Digital privacy is important

What is digital privacy?

As we all know, we all have information, name, age, height, hobby, etc. For one to have digital privacy, they need to have control over what they want to share online. And I believe that everyone has the right to protect their personal information.

Why does it matter?

“But Seth”, you say, “I’m not a criminal, I have nothing to hide!”.

I get what you’re saying, but will you live in a house with walls made of glass? Do you want to be under surveillance 24/7? Surely not, right?

I agree that most people have nothing to hide in particular, and neither do I. But, as I “have nothing to hide”, I also “have nothing I want to share”.

Different people have different privacy need

And what I mean by that, is best explained in this privacy-anonymity spectrum, created by Eric Murphy

privacy-spectrum

Big tech companies and their thirst for your information

Big tech companies, such as Google and Facebook, can you guess why their products (specifically the search engine and social platform) are free? How do they even make a profit? Well yes, they’re paid by other companies and even individuals for advertisement and such, but most of their revenue is from collecting and processing your information. And by “processing” I mean they’ll use your collected data for targeted advertising and probably even sell your information to other companies.

You know the worst part about all this? You don’t even need a Google or a Facebook account for them to start tracking and collecting your data.

Google AMP is a service that caches data, usually media, on Google servers around the world. This means that when you load a website with AMP enabled, the images and media come from Google’s servers. This means that when you are visiting a website with AMP enabled, Google knows every resource that you’ve loaded on the page. Interestingly, this gives Google access to substantially more information than your ISP would be able to get, because https encryption prevents the ISP from seeing what specific pages you visit. They can only see the domain. As an example, your ISP could see that you visited Reddit, but not what subreddit or posts. Google AMP linked content on Reddit (there is a ton of it) gives Google a direct IP – Content link that they can document and use to profile user behavior and activity.
Google Analytics uses cookies and cross-site tracking to identify and follow users as they traverse the web in their daily lives. Analytics works by assigning a user a cookie with a unique ID number, and then every time a user hits a site with Google Analytics enabled, Google records that activity and links it to the profiled user with that particular cookie. Often this is done without the user being aware.

Derek Zimmer

If you’re signed in to Facebook, it’s very likely that whatever is stored in the cookie is associated with your account. Put another way, “user: 12,398,641,238” could very well identify you, specifically, by identifying your specific Facebook account.
If you’re not signed in to Facebook, though, you’re just “user: 12,398,641,238”. Seems pretty random and pretty anonymous, right?
At first, it is. Facebook might know you visited page A on site Z, and perhaps even know your country by virtue of your IP address, but that’s nowhere near enough to identify you.
Eventually, though, Facebook sees you’ve visited pages B, C, and D on site Y, pages E and F on site X, and so on and so on. Eventually, Facebook can build up quite a picture of exactly what sites you visit and what pages you view on those sites. Depending on how they analyze the data, they can figure out what topics you’re likely interested in, what views you likely hold, and even what things you’re likely looking to purchase.
It seems possible that with enough data and enough analysis, enough information could be correlated such that it could be used to identify you, specifically. I don’t believe they do this. For the most part, they’re not interested in individuals. What they are interested in is marketing to groups of individuals. Your activities more easily identify which cohorts you belong to than they identify you as an individual.
All without a Facebook account.

Leo A. Notenboom

Why I don’t like Apple

Apple advertises itself as a privacy-focused company, in contrast to other data-hungry big tech. In their own word: “We believe that privacy is a fundamental human right”.

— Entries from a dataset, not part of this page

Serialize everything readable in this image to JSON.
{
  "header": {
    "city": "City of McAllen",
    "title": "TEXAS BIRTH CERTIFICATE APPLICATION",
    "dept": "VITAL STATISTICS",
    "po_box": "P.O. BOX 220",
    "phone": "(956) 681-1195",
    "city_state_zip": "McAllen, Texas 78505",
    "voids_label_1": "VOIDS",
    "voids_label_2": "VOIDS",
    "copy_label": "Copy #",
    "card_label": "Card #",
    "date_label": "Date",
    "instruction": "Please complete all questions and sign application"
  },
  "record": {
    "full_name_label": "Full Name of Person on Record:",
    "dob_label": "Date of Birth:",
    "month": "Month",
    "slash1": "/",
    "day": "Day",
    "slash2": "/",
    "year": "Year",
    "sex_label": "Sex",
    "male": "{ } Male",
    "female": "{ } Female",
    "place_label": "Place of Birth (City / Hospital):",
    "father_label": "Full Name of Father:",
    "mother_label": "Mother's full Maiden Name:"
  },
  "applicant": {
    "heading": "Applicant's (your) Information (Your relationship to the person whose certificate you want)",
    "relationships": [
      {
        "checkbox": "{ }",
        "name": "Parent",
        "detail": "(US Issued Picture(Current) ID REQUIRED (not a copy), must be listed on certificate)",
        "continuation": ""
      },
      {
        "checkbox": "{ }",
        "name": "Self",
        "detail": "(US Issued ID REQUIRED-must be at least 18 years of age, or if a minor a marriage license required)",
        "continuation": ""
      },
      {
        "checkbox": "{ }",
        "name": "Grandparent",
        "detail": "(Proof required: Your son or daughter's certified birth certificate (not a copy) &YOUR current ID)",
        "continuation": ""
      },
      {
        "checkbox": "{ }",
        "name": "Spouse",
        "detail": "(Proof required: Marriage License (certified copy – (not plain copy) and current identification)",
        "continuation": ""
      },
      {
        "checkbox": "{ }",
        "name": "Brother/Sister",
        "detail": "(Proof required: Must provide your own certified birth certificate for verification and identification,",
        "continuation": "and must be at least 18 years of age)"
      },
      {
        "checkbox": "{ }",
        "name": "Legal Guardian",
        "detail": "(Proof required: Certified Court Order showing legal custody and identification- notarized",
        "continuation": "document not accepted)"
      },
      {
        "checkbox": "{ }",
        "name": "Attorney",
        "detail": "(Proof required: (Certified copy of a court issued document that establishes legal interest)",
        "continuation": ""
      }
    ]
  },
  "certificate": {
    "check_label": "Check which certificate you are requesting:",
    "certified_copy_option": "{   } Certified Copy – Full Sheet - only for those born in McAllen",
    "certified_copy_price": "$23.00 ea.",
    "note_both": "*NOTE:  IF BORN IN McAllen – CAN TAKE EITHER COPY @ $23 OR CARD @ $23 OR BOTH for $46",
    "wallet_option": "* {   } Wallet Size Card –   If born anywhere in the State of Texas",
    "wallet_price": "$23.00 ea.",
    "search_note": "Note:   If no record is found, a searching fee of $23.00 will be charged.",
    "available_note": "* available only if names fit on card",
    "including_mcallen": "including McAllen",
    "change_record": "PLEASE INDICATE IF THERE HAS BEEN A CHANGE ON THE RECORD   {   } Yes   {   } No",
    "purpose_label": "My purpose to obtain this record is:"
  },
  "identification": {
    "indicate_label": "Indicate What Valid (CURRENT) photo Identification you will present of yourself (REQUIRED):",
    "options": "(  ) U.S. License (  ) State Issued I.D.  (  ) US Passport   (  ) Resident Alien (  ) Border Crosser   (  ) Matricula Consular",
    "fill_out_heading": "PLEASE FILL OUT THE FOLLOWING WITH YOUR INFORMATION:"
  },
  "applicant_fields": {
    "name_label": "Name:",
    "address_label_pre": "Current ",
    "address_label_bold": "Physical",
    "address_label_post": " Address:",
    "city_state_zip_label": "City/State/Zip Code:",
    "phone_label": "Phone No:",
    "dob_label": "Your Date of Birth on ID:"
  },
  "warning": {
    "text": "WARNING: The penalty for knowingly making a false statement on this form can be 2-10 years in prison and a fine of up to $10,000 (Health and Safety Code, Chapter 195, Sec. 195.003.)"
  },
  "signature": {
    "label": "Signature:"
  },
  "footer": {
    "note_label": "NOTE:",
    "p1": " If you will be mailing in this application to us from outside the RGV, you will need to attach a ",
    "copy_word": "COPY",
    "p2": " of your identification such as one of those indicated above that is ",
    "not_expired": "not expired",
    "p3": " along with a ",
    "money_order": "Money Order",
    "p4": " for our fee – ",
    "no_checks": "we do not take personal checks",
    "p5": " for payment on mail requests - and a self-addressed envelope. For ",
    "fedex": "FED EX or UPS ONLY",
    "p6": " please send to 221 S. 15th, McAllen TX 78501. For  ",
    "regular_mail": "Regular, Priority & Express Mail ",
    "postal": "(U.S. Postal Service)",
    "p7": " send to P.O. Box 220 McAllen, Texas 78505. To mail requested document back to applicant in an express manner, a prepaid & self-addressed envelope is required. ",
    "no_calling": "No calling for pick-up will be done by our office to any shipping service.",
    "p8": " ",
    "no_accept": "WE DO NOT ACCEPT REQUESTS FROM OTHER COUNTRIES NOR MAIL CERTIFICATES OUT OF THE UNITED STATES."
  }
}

Yet, according to their transparency report (as of May 15, 2024), they comply with 83% of user’s data requests from law enforcement. Does that count as a violation of human rights? I don’t know. The fact that Apple complies with law enforcement like that is not a problem for most people but for anyone ranging from “The Activist” to “The Ghost” level of privacy, Apple products might not be for you.

Also, iOS and macOS, the operating systems for iPhone and Macbook respectively, are freaking proprietary. This means that even if Apple has a backdoor within those OSes, we’ll have no idea whatsoever. Do you want to give some random strangers the key to your house? I think not.

There are a lot more I want to rant about Apple, but that’s it for this post.

The solution

To be honest, there is no “one-size-fits-all” solution for privacy, the best thing you can do is to visit the Privacy Guides website and have a look around, create your threat model, and from there create your own solution.

It will be an uphill battle for online privacy, good luck!